By that logic the US never built the most powerful military the world has ever known, either.
This is just a pre-election sop to try to win over some of us “effin retards” in the last days before the election.
Too late.
A) I wasn’t buyin’ it in the first place; didn’t look like a PO to me. (Thanks, DDay)
B) Too late; I already voted for Anderson.
PO was the Obama-Pelosisnake’s bait in the first place,anything about PO, ask
directly to president Obama,should have any questions ask Obama.
I remember Obama talking about PO on TV, people were happy and like PO,all of the sudden,total silence,Obama-Pelosisnake sold out people to big insurers.
I don’t think it was a very smart move for them to remind us all of that marathon at this stage – I mean ‘new New Deal’ has something going for it, but ‘new public option’? All around the mulberry bush, the monkey chased the weasel, the monkey thought t’was all in fun…POP goes the weasel.
No, doesn’t really do the trick.
Oh, and on the subject of freedom, I haven’t heard of any French, Canadian, or New Zealand citizens losing their homes because of overwhelming medical bills.
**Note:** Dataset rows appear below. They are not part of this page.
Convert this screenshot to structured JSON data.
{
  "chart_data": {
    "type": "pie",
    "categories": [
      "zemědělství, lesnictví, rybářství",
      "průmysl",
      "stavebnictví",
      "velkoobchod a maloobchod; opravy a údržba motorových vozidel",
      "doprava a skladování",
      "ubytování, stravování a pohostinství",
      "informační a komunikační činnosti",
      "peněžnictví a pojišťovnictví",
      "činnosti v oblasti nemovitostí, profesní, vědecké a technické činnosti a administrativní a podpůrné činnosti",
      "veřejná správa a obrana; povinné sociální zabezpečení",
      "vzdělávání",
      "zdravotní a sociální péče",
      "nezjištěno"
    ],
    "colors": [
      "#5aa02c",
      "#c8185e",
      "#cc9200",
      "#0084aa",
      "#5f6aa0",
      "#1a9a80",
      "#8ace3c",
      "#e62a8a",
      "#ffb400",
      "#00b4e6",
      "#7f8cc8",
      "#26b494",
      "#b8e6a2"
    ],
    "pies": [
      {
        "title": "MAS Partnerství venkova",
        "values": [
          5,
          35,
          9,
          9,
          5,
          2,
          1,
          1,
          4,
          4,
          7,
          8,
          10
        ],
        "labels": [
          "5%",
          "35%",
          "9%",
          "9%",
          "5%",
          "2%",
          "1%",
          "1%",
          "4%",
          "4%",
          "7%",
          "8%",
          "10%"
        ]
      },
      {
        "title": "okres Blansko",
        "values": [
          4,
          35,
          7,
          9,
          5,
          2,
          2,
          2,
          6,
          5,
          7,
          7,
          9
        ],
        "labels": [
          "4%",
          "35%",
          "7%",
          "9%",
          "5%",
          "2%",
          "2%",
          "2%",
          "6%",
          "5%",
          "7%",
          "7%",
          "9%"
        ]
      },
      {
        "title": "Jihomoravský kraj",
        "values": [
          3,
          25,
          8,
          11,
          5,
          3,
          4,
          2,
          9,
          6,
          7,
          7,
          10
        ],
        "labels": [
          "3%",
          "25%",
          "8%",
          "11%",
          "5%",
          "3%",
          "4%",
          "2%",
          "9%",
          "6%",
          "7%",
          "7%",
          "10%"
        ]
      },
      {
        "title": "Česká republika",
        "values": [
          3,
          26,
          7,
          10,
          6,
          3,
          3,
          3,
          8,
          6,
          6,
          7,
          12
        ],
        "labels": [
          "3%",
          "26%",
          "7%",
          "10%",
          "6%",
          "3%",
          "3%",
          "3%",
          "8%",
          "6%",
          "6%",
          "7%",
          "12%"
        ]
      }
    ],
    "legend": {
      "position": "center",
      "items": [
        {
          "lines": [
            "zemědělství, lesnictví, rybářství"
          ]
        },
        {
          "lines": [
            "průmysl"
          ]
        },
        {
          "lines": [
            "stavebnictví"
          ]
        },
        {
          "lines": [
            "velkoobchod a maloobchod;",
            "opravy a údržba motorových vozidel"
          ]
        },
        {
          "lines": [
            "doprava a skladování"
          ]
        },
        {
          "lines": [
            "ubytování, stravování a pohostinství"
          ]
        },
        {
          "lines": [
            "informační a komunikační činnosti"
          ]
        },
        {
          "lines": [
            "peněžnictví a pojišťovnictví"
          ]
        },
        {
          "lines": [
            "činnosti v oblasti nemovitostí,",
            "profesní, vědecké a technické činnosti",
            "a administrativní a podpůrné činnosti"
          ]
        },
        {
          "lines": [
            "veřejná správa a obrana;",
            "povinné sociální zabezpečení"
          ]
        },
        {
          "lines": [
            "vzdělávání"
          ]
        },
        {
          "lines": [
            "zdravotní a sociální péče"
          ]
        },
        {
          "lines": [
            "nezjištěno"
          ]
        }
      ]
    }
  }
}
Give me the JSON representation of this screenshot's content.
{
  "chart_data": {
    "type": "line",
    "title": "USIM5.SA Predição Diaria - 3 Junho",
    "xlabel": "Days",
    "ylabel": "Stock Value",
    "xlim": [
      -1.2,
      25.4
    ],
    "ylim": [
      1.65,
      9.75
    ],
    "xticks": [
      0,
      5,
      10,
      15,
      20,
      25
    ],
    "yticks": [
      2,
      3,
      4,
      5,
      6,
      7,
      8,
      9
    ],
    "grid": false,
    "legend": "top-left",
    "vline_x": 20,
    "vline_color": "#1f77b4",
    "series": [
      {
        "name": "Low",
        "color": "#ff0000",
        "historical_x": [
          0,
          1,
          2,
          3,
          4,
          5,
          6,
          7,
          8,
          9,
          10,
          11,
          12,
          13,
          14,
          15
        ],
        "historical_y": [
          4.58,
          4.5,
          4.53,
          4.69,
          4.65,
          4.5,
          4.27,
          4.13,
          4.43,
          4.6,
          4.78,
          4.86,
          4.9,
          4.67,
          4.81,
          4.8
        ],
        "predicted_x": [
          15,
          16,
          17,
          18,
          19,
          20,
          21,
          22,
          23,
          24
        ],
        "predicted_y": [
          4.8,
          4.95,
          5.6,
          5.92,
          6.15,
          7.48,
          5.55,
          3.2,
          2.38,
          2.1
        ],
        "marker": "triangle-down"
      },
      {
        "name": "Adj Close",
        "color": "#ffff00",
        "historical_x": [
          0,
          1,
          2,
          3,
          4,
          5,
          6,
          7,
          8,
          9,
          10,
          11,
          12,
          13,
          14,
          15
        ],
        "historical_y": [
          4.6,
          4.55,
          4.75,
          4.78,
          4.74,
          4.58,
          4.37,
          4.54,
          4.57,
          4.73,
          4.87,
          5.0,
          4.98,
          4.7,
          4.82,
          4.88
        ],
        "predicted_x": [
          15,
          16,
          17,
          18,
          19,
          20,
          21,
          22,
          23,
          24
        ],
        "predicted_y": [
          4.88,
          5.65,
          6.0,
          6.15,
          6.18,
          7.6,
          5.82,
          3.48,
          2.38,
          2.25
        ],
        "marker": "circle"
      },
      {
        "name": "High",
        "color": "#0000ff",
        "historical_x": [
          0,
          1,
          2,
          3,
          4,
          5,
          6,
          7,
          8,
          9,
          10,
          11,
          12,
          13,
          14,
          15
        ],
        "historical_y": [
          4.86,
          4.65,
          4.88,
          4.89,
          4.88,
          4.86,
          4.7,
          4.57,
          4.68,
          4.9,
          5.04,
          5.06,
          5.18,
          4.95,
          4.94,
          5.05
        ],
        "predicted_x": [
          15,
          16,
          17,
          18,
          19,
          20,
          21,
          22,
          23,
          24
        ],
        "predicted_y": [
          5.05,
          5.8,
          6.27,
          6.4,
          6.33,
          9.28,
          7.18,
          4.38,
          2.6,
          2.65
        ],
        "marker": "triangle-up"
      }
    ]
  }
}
Jill Stein makes the point that Rombamacare does not guarantee that freedom.
Among a few other things, of course.
Well, this news comes as quite a surprise!
Out of right field.
But, by no means let us allow the perfect to become the enemy of the enema.
This is the result of not focusing on making every seat in Congress a likely Democratic win in every State.
When FDR failed to get a national health care plan, he had 70-80% of Congress Democratic plus progressive Republicans.
Obama got a lot from a Congress that was minority progressive.